AS Berpeluang Kembali Ekspor Persenjataan ke Arab Saudi
Amerika Serikat tengah meninjau peluang untuk mengekspor kembali persenjataan ofensif ke Arab Saudi. Ini bagian dari upaya menggeser hubungan Arab Saudi-China.
Oleh
MAHDI MUHAMMAD
·4 menit baca
WASHINGTON, SENIN — Pemerintah Amerika Serikat dikabarkan tengah membahas kemungkinan pencabutan larangan penjualan senjata ofensif kepada Pemerintah Arab Saudi. Ini bagian dari skenario Presiden AS Joe Biden untuk mengonsolidasikan ulang hubungannya dengan Arab Saudi sekaligus mengatur hubungan Riyadh dengan China.

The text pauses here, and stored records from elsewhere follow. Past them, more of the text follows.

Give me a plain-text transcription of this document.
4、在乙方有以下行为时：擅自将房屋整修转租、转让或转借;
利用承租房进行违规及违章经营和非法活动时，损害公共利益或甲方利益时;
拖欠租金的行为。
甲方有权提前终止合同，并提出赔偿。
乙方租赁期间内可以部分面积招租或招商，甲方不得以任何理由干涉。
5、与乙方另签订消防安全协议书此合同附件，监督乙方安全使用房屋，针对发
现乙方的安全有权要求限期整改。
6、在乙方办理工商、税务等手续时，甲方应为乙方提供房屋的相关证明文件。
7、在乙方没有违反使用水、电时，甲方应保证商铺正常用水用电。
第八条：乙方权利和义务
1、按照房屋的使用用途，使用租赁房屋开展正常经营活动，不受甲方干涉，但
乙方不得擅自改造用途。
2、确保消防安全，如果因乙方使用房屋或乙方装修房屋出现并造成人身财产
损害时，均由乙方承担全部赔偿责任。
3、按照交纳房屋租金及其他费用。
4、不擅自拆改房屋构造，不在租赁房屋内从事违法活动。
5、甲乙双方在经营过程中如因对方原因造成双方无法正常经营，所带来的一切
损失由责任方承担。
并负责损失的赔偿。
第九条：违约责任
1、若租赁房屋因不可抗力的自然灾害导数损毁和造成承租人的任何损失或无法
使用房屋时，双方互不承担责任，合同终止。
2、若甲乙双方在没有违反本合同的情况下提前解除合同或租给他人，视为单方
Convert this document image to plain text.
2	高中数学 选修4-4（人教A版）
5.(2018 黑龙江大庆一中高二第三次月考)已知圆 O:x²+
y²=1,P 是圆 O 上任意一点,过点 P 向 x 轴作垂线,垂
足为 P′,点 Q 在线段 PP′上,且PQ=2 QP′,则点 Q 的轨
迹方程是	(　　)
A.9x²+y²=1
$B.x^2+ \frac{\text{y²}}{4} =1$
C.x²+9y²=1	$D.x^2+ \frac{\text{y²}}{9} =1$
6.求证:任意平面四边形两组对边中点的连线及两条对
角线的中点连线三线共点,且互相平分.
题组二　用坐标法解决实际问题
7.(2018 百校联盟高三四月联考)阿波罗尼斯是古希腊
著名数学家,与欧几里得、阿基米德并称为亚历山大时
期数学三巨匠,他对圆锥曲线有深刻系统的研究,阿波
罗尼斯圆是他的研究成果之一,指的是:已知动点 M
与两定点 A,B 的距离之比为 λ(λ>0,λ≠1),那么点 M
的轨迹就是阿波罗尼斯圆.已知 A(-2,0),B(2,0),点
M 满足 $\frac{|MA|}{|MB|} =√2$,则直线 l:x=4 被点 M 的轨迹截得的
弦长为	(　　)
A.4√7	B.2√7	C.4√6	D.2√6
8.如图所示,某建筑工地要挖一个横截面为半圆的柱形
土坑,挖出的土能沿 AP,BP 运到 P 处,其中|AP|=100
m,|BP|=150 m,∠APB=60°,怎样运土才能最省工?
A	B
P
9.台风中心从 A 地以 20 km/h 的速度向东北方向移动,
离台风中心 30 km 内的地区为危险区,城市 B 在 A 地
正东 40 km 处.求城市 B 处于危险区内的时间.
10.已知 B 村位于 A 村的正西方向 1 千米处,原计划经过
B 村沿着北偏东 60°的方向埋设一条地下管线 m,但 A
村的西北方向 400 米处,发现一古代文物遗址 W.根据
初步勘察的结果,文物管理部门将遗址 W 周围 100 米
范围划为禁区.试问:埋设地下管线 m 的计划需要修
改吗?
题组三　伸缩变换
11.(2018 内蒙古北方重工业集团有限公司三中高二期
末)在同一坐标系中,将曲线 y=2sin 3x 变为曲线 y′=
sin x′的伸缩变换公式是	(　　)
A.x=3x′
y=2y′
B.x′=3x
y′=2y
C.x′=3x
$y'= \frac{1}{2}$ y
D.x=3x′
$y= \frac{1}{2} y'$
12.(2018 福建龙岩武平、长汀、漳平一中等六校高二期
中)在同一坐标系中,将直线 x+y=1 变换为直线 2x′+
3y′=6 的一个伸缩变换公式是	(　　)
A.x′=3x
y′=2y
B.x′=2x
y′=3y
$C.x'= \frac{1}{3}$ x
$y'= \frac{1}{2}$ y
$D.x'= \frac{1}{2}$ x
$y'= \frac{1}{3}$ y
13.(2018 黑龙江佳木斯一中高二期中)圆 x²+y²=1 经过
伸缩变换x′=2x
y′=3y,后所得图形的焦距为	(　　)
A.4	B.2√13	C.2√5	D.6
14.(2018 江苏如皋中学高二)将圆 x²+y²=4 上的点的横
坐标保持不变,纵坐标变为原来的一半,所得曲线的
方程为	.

Menurut dua sumber dan seorang pejabat Amerika Serikat yang memahami isu ini kepada Reuters, Minggu (10/7/2022), pembicaraan mengenai dibukanya kembali keran jual beli senjata antara AS dan Arab Saudi telah berlangsung dan baru bersifat informal pada tahap awal. Belum ada keputusan pasti kapan kerja sama itu dimulai. Mereka juga menyatakan sejauh ini belum ada diskusi tentang penjualan senjata ofensif di antara pejabat kedua negara.
Menurut beberapa pejabat Pemerintah AS, permintaan Arab Saudi agar Gedung Putih menyingkirkan pelarangan penjualan pada mereka disampaikan dalam beberapa kali pertemuan. Salah satunya ketika Wakil Menteri Pertahanan Arab Saudi Khalid bin Salman berkunjung ke Washington pada Mei.
Namun, menurut sumber tersebut, Gedung Putih belum membuat keputusan. Keputusan apa pun, kata mereka, sangat tergantung keputusan Riyadh untuk menemukan solusi politik jangka panjang atas konflik di Yaman.
Perubahan sikap Biden terhadap Arab Saudi terjadi setelah Rusia menyerang Ukraina, yang berdampak besar pada perekonomian dunia serta ketersediaan energi di pasar. Harga-harga kebutuhan pokok meroket, didorong kenaikan harga energi. Negara-negara dengan perekonomian kuat turut merasakan dampaknya.
Tak hanya itu, Biden menginginkan agar Arab Saudi memikirkan kembali pembangunan kekuatan militernya dengan menggunakan peralatan dan perlengkapan militer dari China, terutama rudal balistik. Dalam tulisannya di The Washington Post, Sabtu (9/7/2022), Biden mengatakan, dia memahami kunjungannya ke Arab Saudi menjadi kontroversi. Namun, dia memiliki alasan tersendiri.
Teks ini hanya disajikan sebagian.